There is no fixed standard by which the honorarium can be measured. Some counsel demand much more than others. Some clients are willing to pay more than others. More counsel may be employed than are necessary. When both client and counsel know that the fees are to be paid by the other party, there is the danger of abuse. A reference to a master, or an issue to a jury, might be necessary to ascertain the proper amount, and this grafted litigation might possibly be more animated and protracted than the original cause. It would be an office of some delicacy, on the part of the court, to scale down the charges, as might sometimes be necessary. We think the principle of disallowance rests on a solid foundation, and that the opposite rule is forbidden by the analogies of the law and sound public policy.

166 Va. 661, 680-81, 188 S.E.2d 99, 106 (1936) (quoting Oelrichs v. Spain, 82 U.S. (15 Wall.) 211, 231, 21 L. Ed. *12043, 45 (1872)). The cases which have propounded upon this rule and the exceptions are far from clear. In Bolton v. Vellines, the Virginia Supreme Court upheld the trial court’s instruction on the damages for false imprisonment. "[T]he damages awarded must be compensatory for the loss of time, for the suffering, bodily and mental, sustained by reason of such wrongful act or acts, and for expenses incurred in procuring discharge from restraint, including a reasonable attorneys' fee." 94 Va. 393, 404, 26 S.E. 847, 850 (1897) (emphasis added). See also, S. H. Kress & Co. v. Roberts, 143 Va. 71, 75-76, 129 S.E. 244, 246 (1925) (false imprisonment). In Burruss v. Hines, the Virginia Supreme Court stated that:

[t]he general rule is that counsel fees are not recoverable as damages; but on the trial of an action for malicious prosecution or false imprisonment, whereexemplary damages are recoverable, the fees paid or incurred to counsel for defending the original suit or proceeding may be proved, and, if reasonable and necessarily incurred, may be taken into consideration by the jury in the assessment of damages.
But if the injury was not wanton or malicious, and exemplary damages are not recoverable, the allowance of counsel fees is improper.

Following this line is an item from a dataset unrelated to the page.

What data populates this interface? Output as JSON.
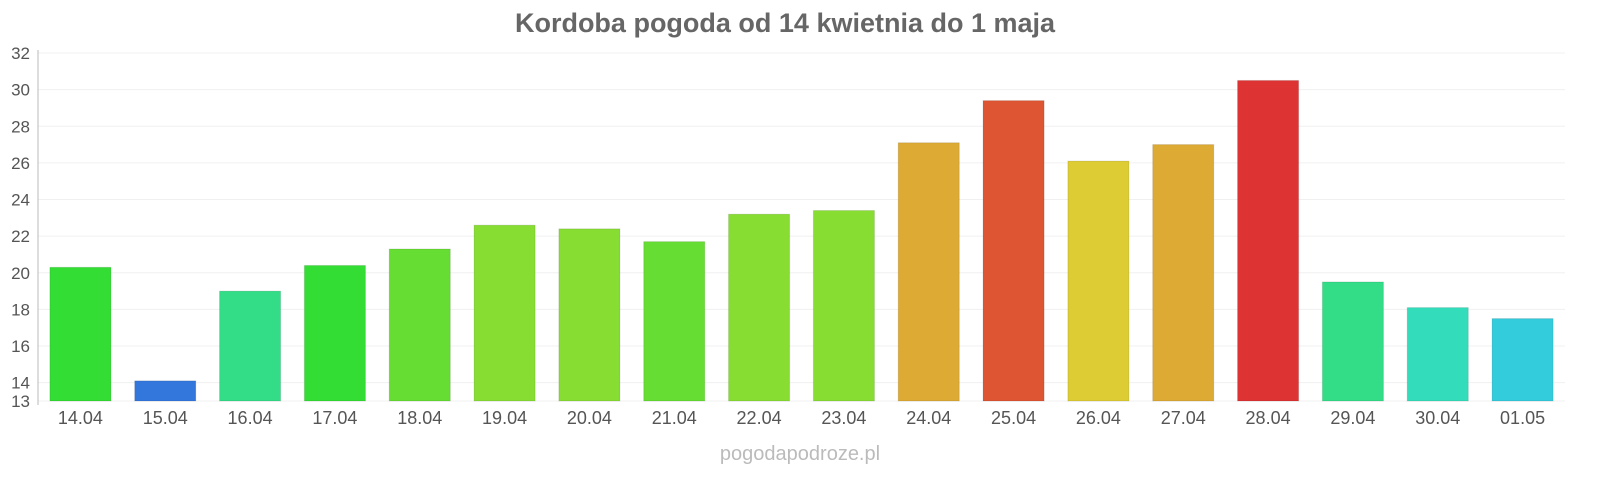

94 Va. 413, 420, 26 S.E. 875, 878 (1897). These three cases are indistinguishable. In Sperry Rand Corp. v. A-T-O, Inc., the United States Court of Appeals for the Fourth Circuit clarified this apparent inconsistency.

Aside from the "fund" theory cases, Virginia apparently allows counsel fees only when incurred in obtaining release from false imprisonment or in defending against a malicious prosecution, and even then only if it is shown that the tort was committed wantonly or maliciously.

447 F.2d 1387, 1394 (4th Cir. 1971) (citing Kemp v. Miller, 166 Va. 661, 680, 186 S.E. 99, 106 (1936) (dictum)); Burruss v. Hines, 94 Va. 413, 420, 26 S.E. 875, 878 (1897); Bolton v. Vellines, 94 Va. 393, 404, 26 S.E. 847, 850 (1897).

*121The Court feels strongly that to allow the plaintiff the potential to recover attorneys’ fees would take the first step toward obliterating the general rule. First, the plaintiff has failed to put forth an exception to the general rule which allows for the recovery of attorneys’ fees. Additionally, the Court characterizes the $3,703.53 as legal fees expended in collecting the face value of the check. If the defendant failed to pay the plaintiff the $3,703.53 upon demand the plaintiff cannot surely contend that he would be entitled to recover those attorneys’ fees in an action to recover the face value of the check. In essence, the plaintiff’s cause of action attempts to circumvent the general rule.

Second, the policy concern expressed by the Virginia Supreme Court in Kemp v. Miller is readily apparent in this case. The plaintiff recovered the face value of the check from the defendant without any litigation. In the case at hand, the plaintiff will have to prove not only one of the underlying causes of action but also whether the attorneys’ fees were reasonable in amount and reasonably incurred. Ranger Construction Co. v. Prince William County School Board, 605 F.2d at 1301. This is exactly the type of protracted litigation the general rule seeks to avoid.

For the foregoing reasons, the Court finds that the relief sought by the plaintiff cannot be granted, and therefore, the case is dismissed.